His teasing smile plunges through me, settling low, hot and pulsating. It’s a dangerous offer, because soon, I’m on his lap, grasping his hair, claiming his mouth before he can change his mind. Our kiss intensifies, and my brain surrenders to instinct. It wants more, weeks of imagination straining for release. I want to own the smile that melts me, the eyes that haunt me, the compassion that transforms me.
He braces his hands on my back, and I gasp at the flames ripping through my veins. My groan leaks out when he hardens beneath me, and my body instinctively tries to pull him in. God, he feels so good, tastes so good. He’s infinite. There is no enough of this man. There are too many layers, and each one leaves me aching for the next.
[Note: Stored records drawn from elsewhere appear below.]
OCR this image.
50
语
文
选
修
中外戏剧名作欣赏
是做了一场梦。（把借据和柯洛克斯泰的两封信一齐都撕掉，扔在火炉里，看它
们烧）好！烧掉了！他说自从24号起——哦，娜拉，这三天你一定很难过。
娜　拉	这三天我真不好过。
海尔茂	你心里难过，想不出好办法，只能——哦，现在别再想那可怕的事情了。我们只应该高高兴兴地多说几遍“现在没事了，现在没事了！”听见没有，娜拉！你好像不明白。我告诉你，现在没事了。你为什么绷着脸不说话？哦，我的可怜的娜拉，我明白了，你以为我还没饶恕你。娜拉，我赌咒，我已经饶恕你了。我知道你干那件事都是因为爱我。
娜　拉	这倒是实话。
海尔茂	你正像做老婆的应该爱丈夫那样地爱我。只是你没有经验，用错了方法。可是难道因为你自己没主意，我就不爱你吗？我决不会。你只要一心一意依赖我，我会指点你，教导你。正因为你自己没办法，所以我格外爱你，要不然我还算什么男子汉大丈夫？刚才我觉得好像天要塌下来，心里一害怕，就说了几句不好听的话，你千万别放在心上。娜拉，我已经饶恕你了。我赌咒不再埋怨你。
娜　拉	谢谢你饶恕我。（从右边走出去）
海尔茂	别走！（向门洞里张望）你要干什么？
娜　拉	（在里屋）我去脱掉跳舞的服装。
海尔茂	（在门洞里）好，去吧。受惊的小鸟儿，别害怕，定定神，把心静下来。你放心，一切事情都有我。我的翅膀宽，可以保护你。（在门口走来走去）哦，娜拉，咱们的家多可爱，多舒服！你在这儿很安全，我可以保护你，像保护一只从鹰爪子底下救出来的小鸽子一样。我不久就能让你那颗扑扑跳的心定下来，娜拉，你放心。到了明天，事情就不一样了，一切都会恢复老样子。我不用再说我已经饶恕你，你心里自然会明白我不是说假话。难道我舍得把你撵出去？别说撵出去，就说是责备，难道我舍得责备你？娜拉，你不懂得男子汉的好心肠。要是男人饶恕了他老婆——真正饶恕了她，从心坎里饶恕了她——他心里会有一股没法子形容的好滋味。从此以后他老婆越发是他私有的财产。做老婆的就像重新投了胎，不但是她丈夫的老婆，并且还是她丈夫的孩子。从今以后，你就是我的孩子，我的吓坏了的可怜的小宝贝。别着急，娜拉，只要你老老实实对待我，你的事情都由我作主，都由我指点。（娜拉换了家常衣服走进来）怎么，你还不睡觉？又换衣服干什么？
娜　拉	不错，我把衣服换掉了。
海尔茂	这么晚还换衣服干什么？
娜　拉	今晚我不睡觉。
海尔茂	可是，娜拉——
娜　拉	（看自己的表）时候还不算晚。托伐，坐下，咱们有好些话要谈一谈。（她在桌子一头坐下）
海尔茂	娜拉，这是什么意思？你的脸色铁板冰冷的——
I grip the collar of his shirt as he tugs at my hem. Fabric can be damn frustrating, and I’m desperate to fight through it. I want it all: mind, body, and soul, but he pulls back. Eyes clenched, captivating in that moment—overwhelming—I can’t bear the pain of the separation about to come. I’m already suffering the chill of the space between us. I breathe in my own recovery while he hauls himself together, but I don’t object. I care about him too much to make his battle unbearable with a direct assault on his will. I know his struggle against feelings he’s not supposed to have. A relationship he’s not allowed to have. I already broke my promise and won’t cause more agony for the man I’m terrified I’m coming to love.